In hockey you have the defending champion – that’s like the party in power. Trying to replace the champ is the opposition – much like the Opposition party or parties in politics.
Like hockey, politics can get dirty. There are rules and people to enforce them. Most of the time, they work. Sometimes they don’t.
In hockey, it always starts with a player trying to get an advantage by a little stick work. A butt end in the solar plexus works pretty well, in close quarters. Easy to get away with. The ref might not see it, but the other team will know all about it. The next thing you know, the retaliations start, and the whole thing goes downhill.
In politics, the accepted rules of decorum only last as long as it takes for somebody to start taking cheap shots, exaggerating, grandstanding, casting aspersions. With the tone lowered and expectations for decent behaviour ruined, the downward spiral continues, with all parties joining in the childish and stupid behaviour.
A lot of people, looking at this, may be sick of it and wish for something more civilized. A lot of others, it must be said, enjoy it and join in the mud-slinging with great relish. Social media is a great forum for such bare-knuckle antics.
The thing that saves hockey from being ridiculous is that underneath all the antics, you get the impression these guys actually respect each other. Or at least they end up respecting each other. Politics? It seems to be getting dirtier and nastier with each passing month.
The performer with the biggest mouth and the most outrageous claims seems to be on a winning streak. Scoring points seems far more important than telling the truth, let alone showing basic respect.
Willam Butler Yeats, the Irish poet, seemed to speak to this sort of situation in his famous poem ‘The Second Coming,’ which goes, in part:
‘Things fall apart; the centre cannot hold;
Mere anarchy is loosed upon the world,
The blood-dimmed tide is loosed, and everywhere
The ceremony of innocence is drowned;
The best lack all conviction, while the worst
Are full of passionate intensity.’
That’s perhaps a bit on the apocalyptic side, but it has a nice ring to it. There is something valuable at risk here – what some like to think of (perhaps naively) as the ‘moderate centre.’ When the radical extremes get too strong, too strident and too popular, things do fall apart. But the ‘middle of the road’ types by nature aren’t the ones who make noise. They can only make their noise at election time.

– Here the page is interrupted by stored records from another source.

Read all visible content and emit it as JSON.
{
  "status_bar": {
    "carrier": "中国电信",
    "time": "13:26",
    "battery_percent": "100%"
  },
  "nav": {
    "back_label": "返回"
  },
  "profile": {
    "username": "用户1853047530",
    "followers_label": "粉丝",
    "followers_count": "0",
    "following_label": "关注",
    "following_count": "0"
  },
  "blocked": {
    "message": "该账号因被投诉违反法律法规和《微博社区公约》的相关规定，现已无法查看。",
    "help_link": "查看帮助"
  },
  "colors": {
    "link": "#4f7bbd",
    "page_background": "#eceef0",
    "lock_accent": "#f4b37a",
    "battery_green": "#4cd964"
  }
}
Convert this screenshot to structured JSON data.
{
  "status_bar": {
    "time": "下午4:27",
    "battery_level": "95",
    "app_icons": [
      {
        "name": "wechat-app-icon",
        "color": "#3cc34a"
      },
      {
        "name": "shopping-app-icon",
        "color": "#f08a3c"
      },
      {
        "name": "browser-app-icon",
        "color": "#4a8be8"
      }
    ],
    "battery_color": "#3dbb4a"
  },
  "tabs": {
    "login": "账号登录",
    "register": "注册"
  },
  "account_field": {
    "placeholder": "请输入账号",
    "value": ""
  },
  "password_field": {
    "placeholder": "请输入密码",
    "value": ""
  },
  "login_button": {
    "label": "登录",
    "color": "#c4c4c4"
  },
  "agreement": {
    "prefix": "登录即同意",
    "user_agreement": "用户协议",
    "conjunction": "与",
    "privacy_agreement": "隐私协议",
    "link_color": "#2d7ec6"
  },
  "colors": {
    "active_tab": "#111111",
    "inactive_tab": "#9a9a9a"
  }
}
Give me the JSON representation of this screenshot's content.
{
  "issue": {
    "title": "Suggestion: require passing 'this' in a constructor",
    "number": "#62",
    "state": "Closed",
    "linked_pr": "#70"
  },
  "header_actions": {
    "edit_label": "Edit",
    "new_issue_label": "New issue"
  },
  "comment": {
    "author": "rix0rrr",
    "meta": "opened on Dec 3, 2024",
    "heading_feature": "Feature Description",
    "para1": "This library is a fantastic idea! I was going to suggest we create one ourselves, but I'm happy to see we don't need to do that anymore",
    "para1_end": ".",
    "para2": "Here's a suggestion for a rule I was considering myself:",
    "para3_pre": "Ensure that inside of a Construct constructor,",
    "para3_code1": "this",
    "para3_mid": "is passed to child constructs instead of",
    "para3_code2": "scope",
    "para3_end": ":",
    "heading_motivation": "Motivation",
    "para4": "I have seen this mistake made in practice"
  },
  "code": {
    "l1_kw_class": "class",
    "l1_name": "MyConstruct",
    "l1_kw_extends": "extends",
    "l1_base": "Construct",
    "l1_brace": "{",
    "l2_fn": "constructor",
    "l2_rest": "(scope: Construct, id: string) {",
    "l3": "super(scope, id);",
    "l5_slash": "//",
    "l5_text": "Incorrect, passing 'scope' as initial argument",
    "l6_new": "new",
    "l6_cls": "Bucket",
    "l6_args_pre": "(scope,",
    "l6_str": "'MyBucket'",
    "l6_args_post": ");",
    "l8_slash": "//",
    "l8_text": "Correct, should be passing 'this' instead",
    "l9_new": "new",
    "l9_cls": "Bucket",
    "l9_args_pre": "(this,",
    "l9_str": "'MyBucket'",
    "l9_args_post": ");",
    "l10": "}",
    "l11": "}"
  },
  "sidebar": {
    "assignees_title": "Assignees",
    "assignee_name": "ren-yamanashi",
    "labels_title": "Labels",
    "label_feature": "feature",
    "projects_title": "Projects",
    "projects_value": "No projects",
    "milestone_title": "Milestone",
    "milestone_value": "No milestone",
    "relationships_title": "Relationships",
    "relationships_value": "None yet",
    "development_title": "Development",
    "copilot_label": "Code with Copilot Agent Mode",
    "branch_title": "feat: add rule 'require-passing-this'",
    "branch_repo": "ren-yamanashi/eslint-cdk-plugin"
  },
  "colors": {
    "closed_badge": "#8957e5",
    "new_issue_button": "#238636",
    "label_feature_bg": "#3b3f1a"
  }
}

And that, as we’ve seen, is no guarantee that things are not going to spin off into weirdness.
Common decency – perhaps it’s been too much taken for granted. In hockey you don’t leave it to chance. The NHL has been down that road and has bit by bit been reducing the possibility of things descending into anarchy. In politics – as in life generally – it’s a lot harder to figure out how to do that. Faith in the system has a lot to do with it. When that faith is lost, things can get very bad indeed.